How does the Gradient Boosting Machine work in GBM?

How does the Gradient Boosting Machine work in GBM?

Boosting is the process of iteratively adding basis functions in a greedy fashion so that each additional basis function further reduces the selected loss function. This implementation closely follows Friedman’s Gradient Boosting Machine (Friedman, 2001).

Which is better GBM or generalized boosted modeling framework?

For general practice gbm is preferable. This package implements the generalized boosted modeling framework. Boosting is the process of iteratively adding basis functions in a greedy fashion so that each additional basis function further reduces the selected loss function.

What do you need to know about the GBM function?

The gbm function requires you to specify certain arguments. You will begin by specifying the formula. This will include your response and predictor variables. Next, you will specify the distribution of your response variable. If nothing is specified, then gbm will try to guess.

How does the GBM function calculate the generalization error?

Number of cross-validation folds to perform. If cv.folds >1 then gbm, in addition to the usual fit, will perform a cross-validation, calculate an estimate of generalization error returned in cv.error. a logical variable indicating whether to keep the data and an index of the data stored with the object.

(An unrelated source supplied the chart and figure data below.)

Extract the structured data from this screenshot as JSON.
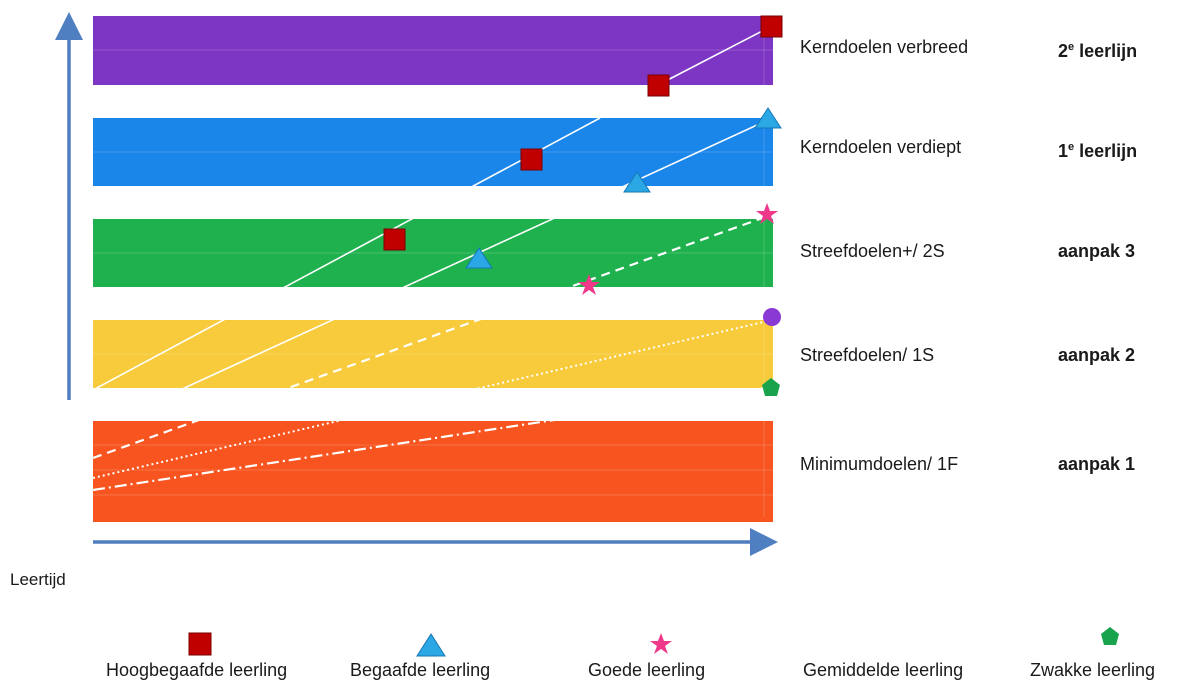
{
  "bands": [
    {
      "label": "Kerndoelen verbreed",
      "track_main": "2",
      "track_sup": "e",
      "track_rest": " leerlijn",
      "color": "#7d35c4"
    },
    {
      "label": "Kerndoelen verdiept",
      "track_main": "1",
      "track_sup": "e",
      "track_rest": " leerlijn",
      "color": "#1a86ea"
    },
    {
      "label": "Streefdoelen+/ 2S",
      "track_main": "aanpak 3",
      "track_sup": "",
      "track_rest": "",
      "color": "#1fb14d"
    },
    {
      "label": "Streefdoelen/ 1S",
      "track_main": "aanpak 2",
      "track_sup": "",
      "track_rest": "",
      "color": "#f8cb3c"
    },
    {
      "label": "Minimumdoelen/ 1F",
      "track_main": "aanpak 1",
      "track_sup": "",
      "track_rest": "",
      "color": "#f7541f"
    }
  ],
  "x_axis_label": "Leertijd",
  "legend": [
    {
      "label": "Hoogbegaafde leerling",
      "icon": "red-square-icon",
      "color": "#c00000"
    },
    {
      "label": "Begaafde leerling",
      "icon": "blue-triangle-icon",
      "color": "#2ca7e6"
    },
    {
      "label": "Goede leerling",
      "icon": "pink-star-icon",
      "color": "#f0388a"
    },
    {
      "label": "Gemiddelde leerling",
      "icon": "purple-circle-icon",
      "color": "#8a3ad4"
    },
    {
      "label": "Zwakke leerling",
      "icon": "green-pentagon-icon",
      "color": "#18a34c"
    }
  ],
  "axis_color": "#4f7fc0"
}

Which is the most important factor of GBM treatment?

Arguably the most important factor of GBM treatment is the physical, emotional and psychological support a patient receives, as GBM is such an aggressive disease which can severely affect a patient’s quality of life.

What to do if keep.data = false in GBM?

If keep.data = FALSE in the initial call to gbm then it is the user’s responsibility to resupply the offset to gbm.more. Either a character string specifying the name of the distribution to use or a list with a component name specifying the distribution and any additional parameters needed.